The role of index committees at S&P Dow Jones Indices was thrown into the spotlight last week after one of its membersallegedly made $900,000 from insider tradingon index changes he was privy to.
James Yang, a senior index manager at SPDJI, was responsible for managing a wide range of US indices with more than $70bn of ETF and index fund assets tracking them including the S&P Dividend Aristocrats, Dow Jones Select Dividend and Dividend 100 and the S&P Select Industry.
While in this role, Yang allegedly gave inside information between April and October 2019 when changes to the SPDJI’s indices would be made. This was achieved by tipping an associate when companies such as T-Mobile, Grubhub and others would be added or removed.
Along with highlighting serious governance issues at the index provider, the news brings to light the firm’s index committees that have the power to add or remove companies at their discretion.
Firstly, it is worth noting the fraud would not have been possible if each of the firm’s indices had a transparent and objective set of rules.
Furthermore, the use of an index committee, which has the ability to include or ignore stocks rather like an active manager, brings into question what the selection process is.
Who are the people making decisions that have the power to cause millions of dollars of inflows and outflows from individual companies and what metrics do they take into account?

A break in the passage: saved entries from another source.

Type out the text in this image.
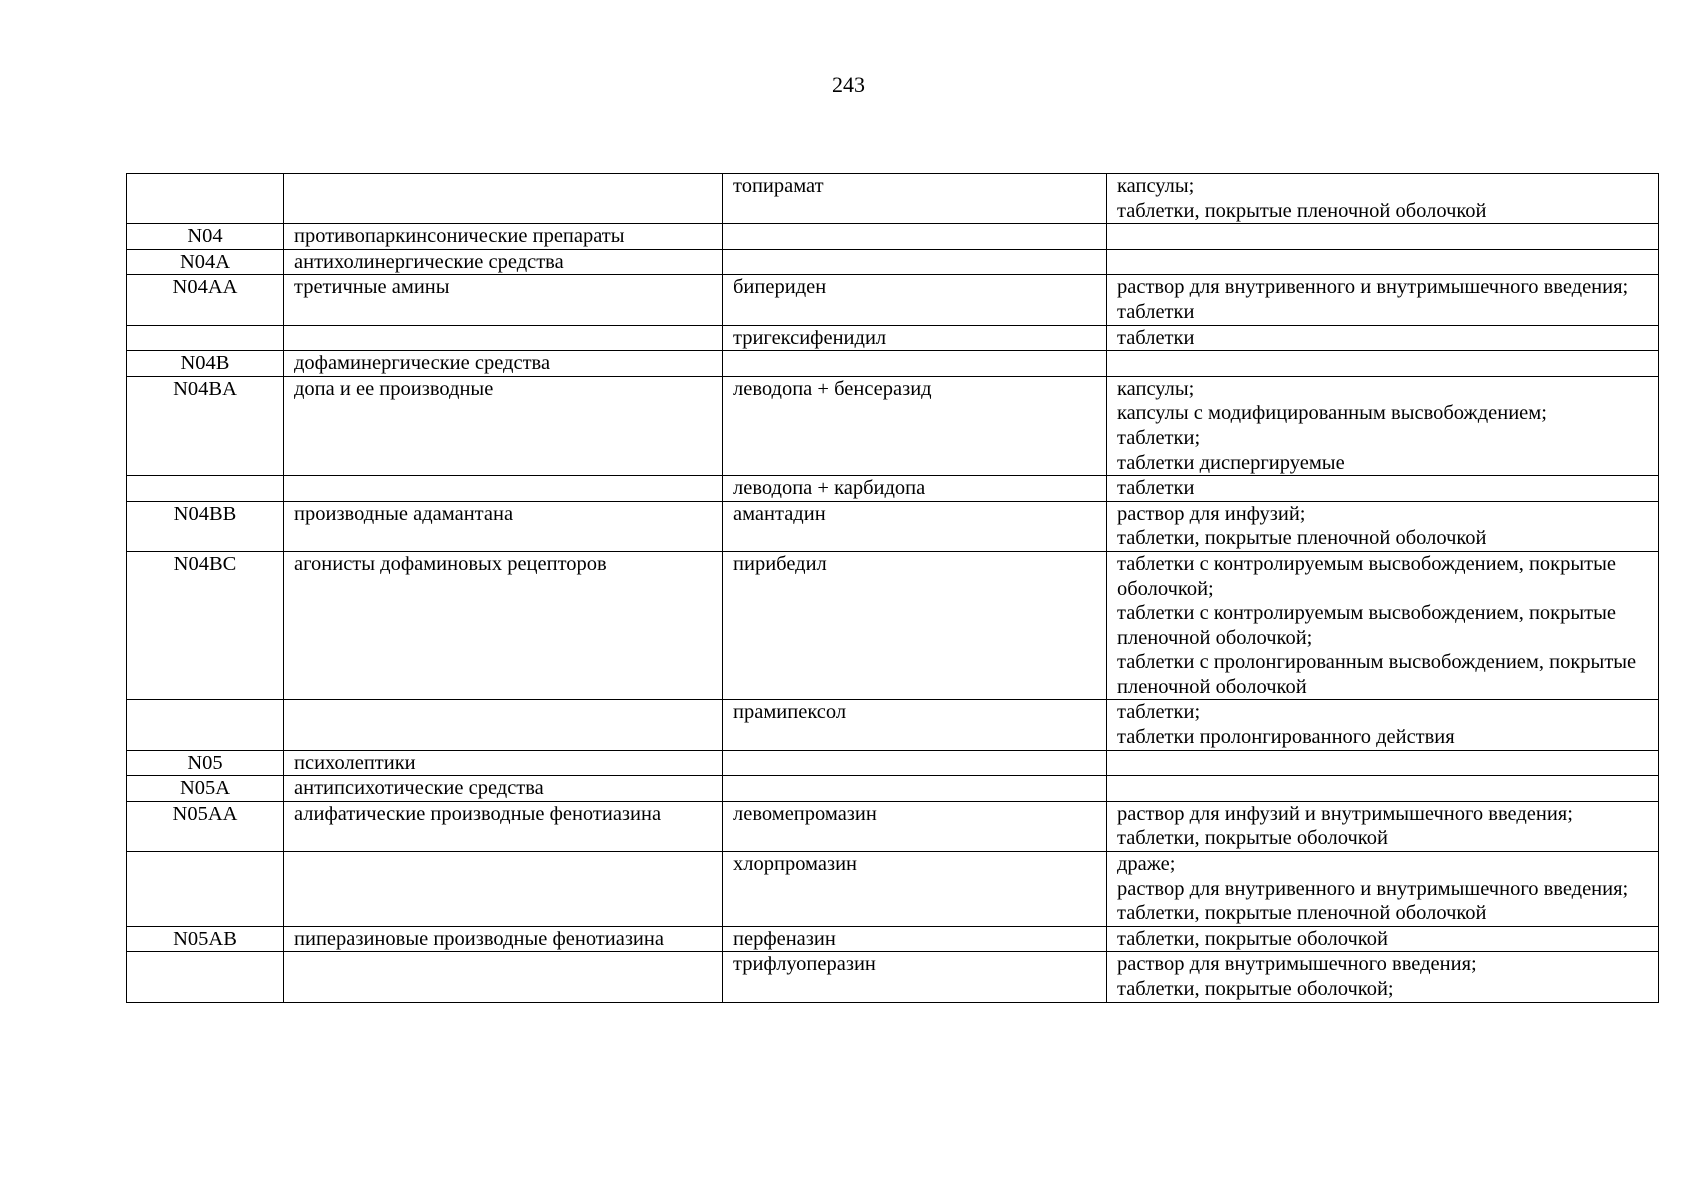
243
		топирамат	капсулы;
таблетки, покрытые пленочной оболочкой
N04	противопаркинсонические препараты		
N04A	антихолинергические средства		
N04AA	третичные амины	бипериден	раствор для внутривенного и внутримышечного введения;
таблетки
		тригексифенидил	таблетки
N04B	дофаминергические средства		
N04BA	допа и ее производные	леводопа + бенсеразид	капсулы;
капсулы с модифицированным высвобождением;
таблетки;
таблетки диспергируемые
		леводопа + карбидопа	таблетки
N04BB	производные адамантана	амантадин	раствор для инфузий;
таблетки, покрытые пленочной оболочкой
N04BC	агонисты дофаминовых рецепторов	пирибедил	таблетки с контролируемым высвобождением, покрытые оболочкой;
таблетки с контролируемым высвобождением, покрытые пленочной оболочкой;
таблетки с пролонгированным высвобождением, покрытые пленочной оболочкой
		прамипексол	таблетки;
таблетки пролонгированного действия
N05	психолептики		
N05A	антипсихотические средства		
N05AA	алифатические производные фенотиазина	левомепромазин	раствор для инфузий и внутримышечного введения;
таблетки, покрытые оболочкой
		хлорпромазин	драже;
раствор для внутривенного и внутримышечного введения;
таблетки, покрытые пленочной оболочкой
N05AB	пиперазиновые производные фенотиазина	перфеназин	таблетки, покрытые оболочкой
		трифлуоперазин	раствор для внутримышечного введения;
таблетки, покрытые оболочкой;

The use of the index committee also causes short-term trading around rebalance dates. This was highlighted earlier this month when the index committee for the S&P 500 chose not to include Tesla despite four consecutive quarters of profits, a key criteria for inclusion in the index.
This led to the electric vehicle maker falling a 21% in one day, its worst one-day loss on record, highlighting the impact the index committee can have.
It is worth noting, investors also take advantage of rules-based indices when they rebalance as well. A paper by René Kuil, senior investment manager at PGGM Investments, found investors suffered an annual performance drag of 0.44% from rebalances of the MSCI Minimum Volatility World index between 2011 and 2016.
Steps are being taken to address this, however, with Kull suggesting index providers should rebalance more frequently or launch mirror indices with different rebalancing dates so large assets are spread.
Turning back to index committees, their active management-esque mandate should certainly set off alarm bells for any rules-based investor.
As one industry source said: “This is probably the final nail in the coffin of SPDJI’s ‘index committee selects the constituents’ model.”
Hard-hitting words but in a world where investors increasingly value transparency and clearly defined rules, is there any room for an index committee making active decisions on inclusions?